Of course, we have the twin temptations, each in its essence the same. One: to bury our heads in the sand and simply not look at the evils, at the need for radical and deep reform and repentance, at the need for Christ to come and turn over tables and wield that whip which is the refining fire of his love. It is painful to look at these things and easier (we think) to turn our faces away. “Let’s just focus on the positive!” we cry.

The other temptation is to give into judgment, condemnation, contempt, scorn, and a deep cynicism towards the Church and especially its leaders. To take that whip out of Christ’s hands and wield it ourselves.
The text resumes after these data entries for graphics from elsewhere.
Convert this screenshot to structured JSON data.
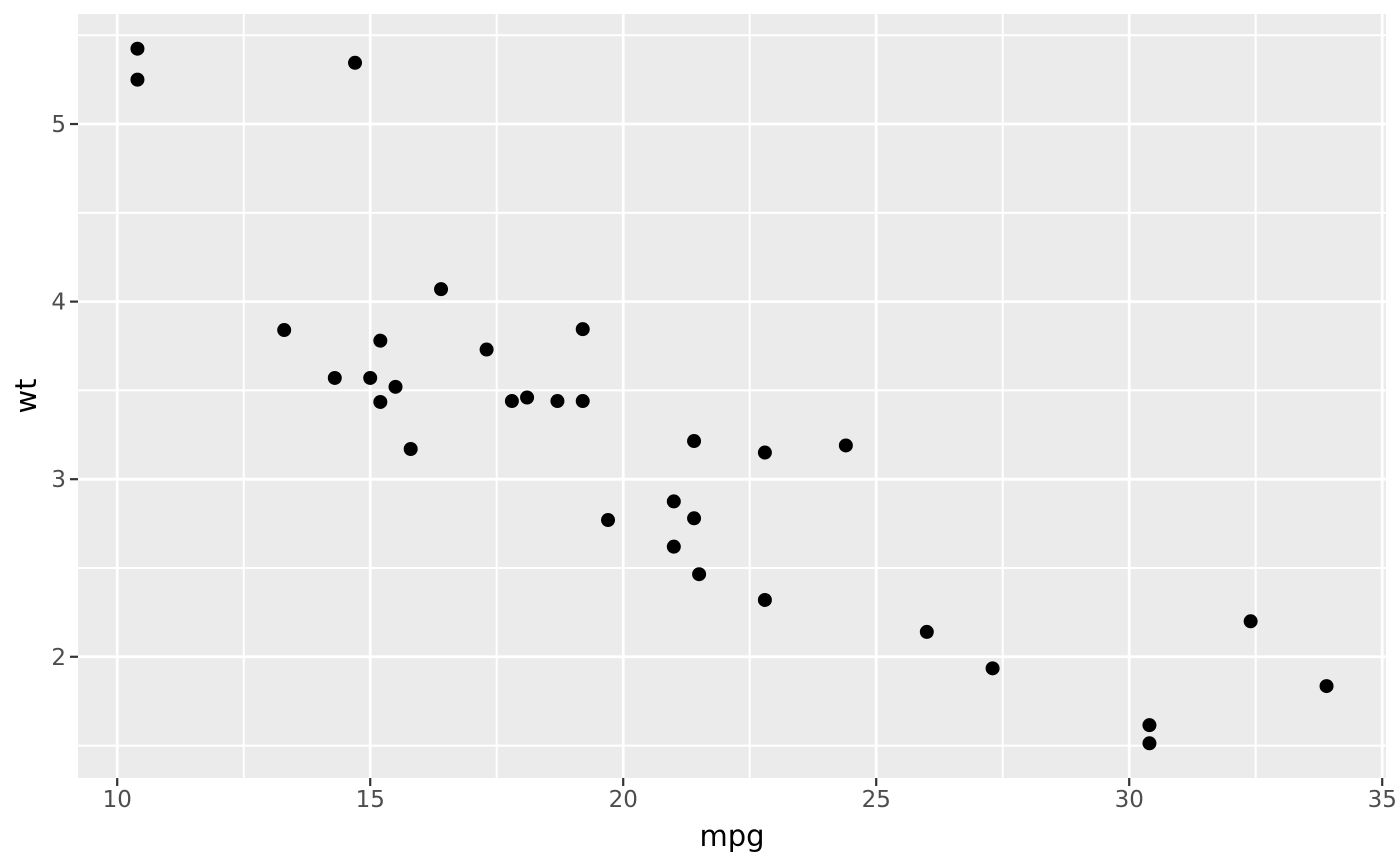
{
  "chart_data": {
    "type": "scatter",
    "title": "",
    "xlabel": "mpg",
    "ylabel": "wt",
    "xlim": [
      9.225,
      35.075
    ],
    "ylim": [
      1.3174,
      5.6196
    ],
    "x_ticks": [
      10,
      15,
      20,
      25,
      30,
      35
    ],
    "y_ticks": [
      2,
      3,
      4,
      5
    ],
    "x_minor_gridlines": [
      12.5,
      17.5,
      22.5,
      27.5,
      32.5
    ],
    "y_minor_gridlines": [
      1.5,
      2.5,
      3.5,
      4.5,
      5.5
    ],
    "grid": true,
    "legend": "none",
    "theme": {
      "panel_background": "#EBEBEB",
      "gridline_color": "#FFFFFF",
      "point_color": "#000000",
      "tick_mark_color": "#333333",
      "tick_label_color": "#4D4D4D",
      "axis_title_color": "#000000",
      "figure_background": "#FFFFFF"
    },
    "points": [
      {
        "mpg": 21.0,
        "wt": 2.62
      },
      {
        "mpg": 21.0,
        "wt": 2.875
      },
      {
        "mpg": 22.8,
        "wt": 2.32
      },
      {
        "mpg": 21.4,
        "wt": 3.215
      },
      {
        "mpg": 18.7,
        "wt": 3.44
      },
      {
        "mpg": 18.1,
        "wt": 3.46
      },
      {
        "mpg": 14.3,
        "wt": 3.57
      },
      {
        "mpg": 24.4,
        "wt": 3.19
      },
      {
        "mpg": 22.8,
        "wt": 3.15
      },
      {
        "mpg": 19.2,
        "wt": 3.44
      },
      {
        "mpg": 17.8,
        "wt": 3.44
      },
      {
        "mpg": 16.4,
        "wt": 4.07
      },
      {
        "mpg": 17.3,
        "wt": 3.73
      },
      {
        "mpg": 15.2,
        "wt": 3.78
      },
      {
        "mpg": 10.4,
        "wt": 5.25
      },
      {
        "mpg": 10.4,
        "wt": 5.424
      },
      {
        "mpg": 14.7,
        "wt": 5.345
      },
      {
        "mpg": 32.4,
        "wt": 2.2
      },
      {
        "mpg": 30.4,
        "wt": 1.615
      },
      {
        "mpg": 33.9,
        "wt": 1.835
      },
      {
        "mpg": 21.5,
        "wt": 2.465
      },
      {
        "mpg": 15.5,
        "wt": 3.52
      },
      {
        "mpg": 15.2,
        "wt": 3.435
      },
      {
        "mpg": 13.3,
        "wt": 3.84
      },
      {
        "mpg": 19.2,
        "wt": 3.845
      },
      {
        "mpg": 27.3,
        "wt": 1.935
      },
      {
        "mpg": 26.0,
        "wt": 2.14
      },
      {
        "mpg": 30.4,
        "wt": 1.513
      },
      {
        "mpg": 15.8,
        "wt": 3.17
      },
      {
        "mpg": 19.7,
        "wt": 2.77
      },
      {
        "mpg": 15.0,
        "wt": 3.57
      },
      {
        "mpg": 21.4,
        "wt": 2.78
      }
    ]
  }
}
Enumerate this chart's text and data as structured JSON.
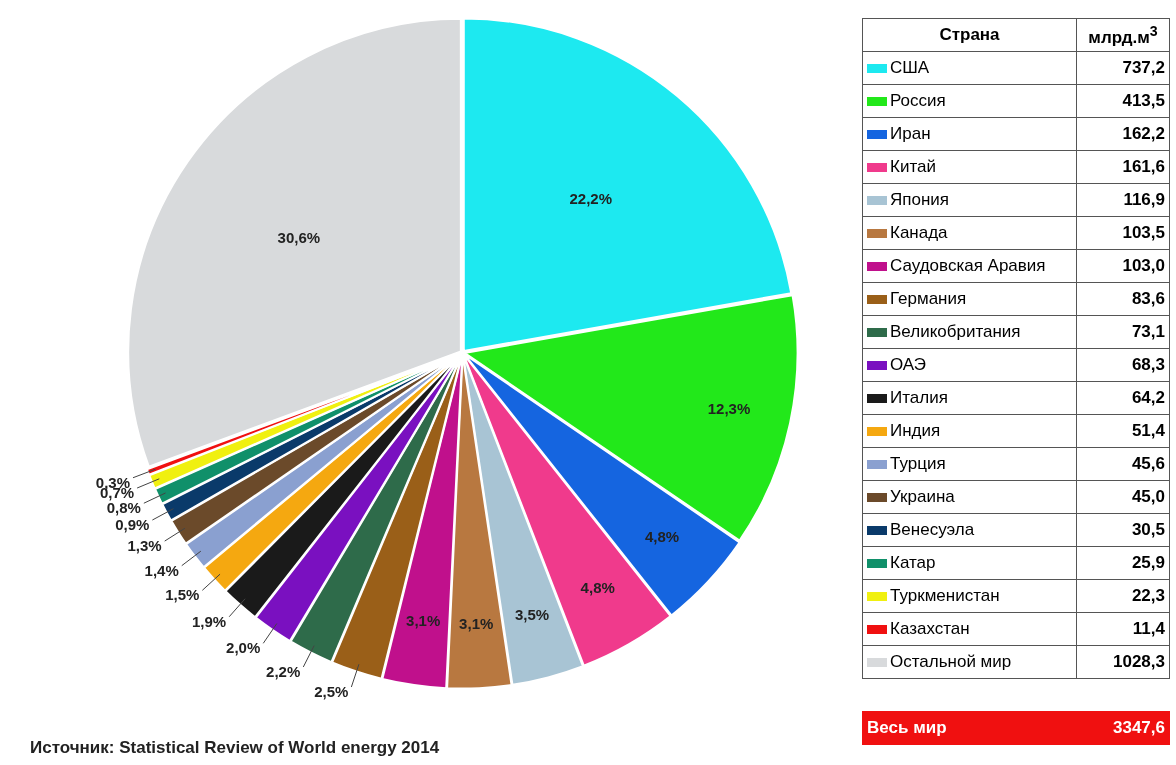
{
  "chart_data": [
    {
      "type": "pie",
      "categories": [
        "США",
        "Россия",
        "Иран",
        "Китай",
        "Япония",
        "Канада",
        "Саудовская Аравия",
        "Германия",
        "Великобритания",
        "ОАЭ",
        "Италия",
        "Индия",
        "Турция",
        "Украина",
        "Венесуэла",
        "Катар",
        "Туркменистан",
        "Казахстан",
        "Остальной мир"
      ],
      "values": [
        22.2,
        12.3,
        4.8,
        4.8,
        3.5,
        3.1,
        3.1,
        2.5,
        2.2,
        2.0,
        1.9,
        1.5,
        1.4,
        1.3,
        0.9,
        0.8,
        0.7,
        0.3,
        30.6
      ],
      "value_labels": [
        "22,2%",
        "12,3%",
        "4,8%",
        "4,8%",
        "3,5%",
        "3,1%",
        "3,1%",
        "2,5%",
        "2,2%",
        "2,0%",
        "1,9%",
        "1,5%",
        "1,4%",
        "1,3%",
        "0,9%",
        "0,8%",
        "0,7%",
        "0,3%",
        "30,6%"
      ],
      "colors": [
        "#1de9f0",
        "#22e81a",
        "#1565e0",
        "#f03a8c",
        "#a8c4d4",
        "#b87840",
        "#c0108c",
        "#9a5f18",
        "#2e6b4a",
        "#7a10c0",
        "#1a1a1a",
        "#f5a810",
        "#8aa0d0",
        "#6b4a2a",
        "#0a3a6a",
        "#10906a",
        "#f0f010",
        "#f01010",
        "#d8dadc"
      ],
      "annotations": [
        "Источник: Statistical Review of World energy 2014"
      ]
    },
    {
      "type": "other",
      "legend_title": "Страна",
      "ylabel": "млрд.м$^{3}$",
      "value_labels": [
        "737,2",
        "413,5",
        "162,2",
        "161,6",
        "116,9",
        "103,5",
        "103,0",
        "83,6",
        "73,1",
        "68,3",
        "64,2",
        "51,4",
        "45,6",
        "45,0",
        "30,5",
        "25,9",
        "22,3",
        "11,4",
        "1028,3"
      ],
      "totals": [
        "3347,6"
      ],
      "annotations": [
        "Весь мир"
      ]
    }
  ]
}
Of course, when we do that, we make a terrible job of it, because we are not God, and our judgments are frail and false most of the time and not tempered with mercy and compassion as they must be.

In this second temptation, we turn away, not from the sins, failures, and ugliness, but from the searing knowledge that God has indeed made his dwelling here, that this Church of ours is indeed the temple of the Most High, and that we are called to love this Church in all its human mess and mire.

Both approaches make the same mistake in opposite ways. We need to hold both realities together — the indwelling Presence within the mess and mire. To do so is to be crucified. Painful as that reality is, our faith tells us that it is the one path to resurrection and to the life and love that alone is stronger than death.

The thing is, if God cannot dwell in the mess and mire of the Church, then he cannot dwell in my mess and mire. But he is there, as he is in his Church, and so the victory of Christ emerges: certain, sure, and absolute. So let us celebrate the mystery of the Church which, in the end, is nothing more or less than the mystery of mercy and grace given us from on high.

And yes, let us pray for the Church, the pope, the bishops, the priests, and all God’s people everywhere. We all need it.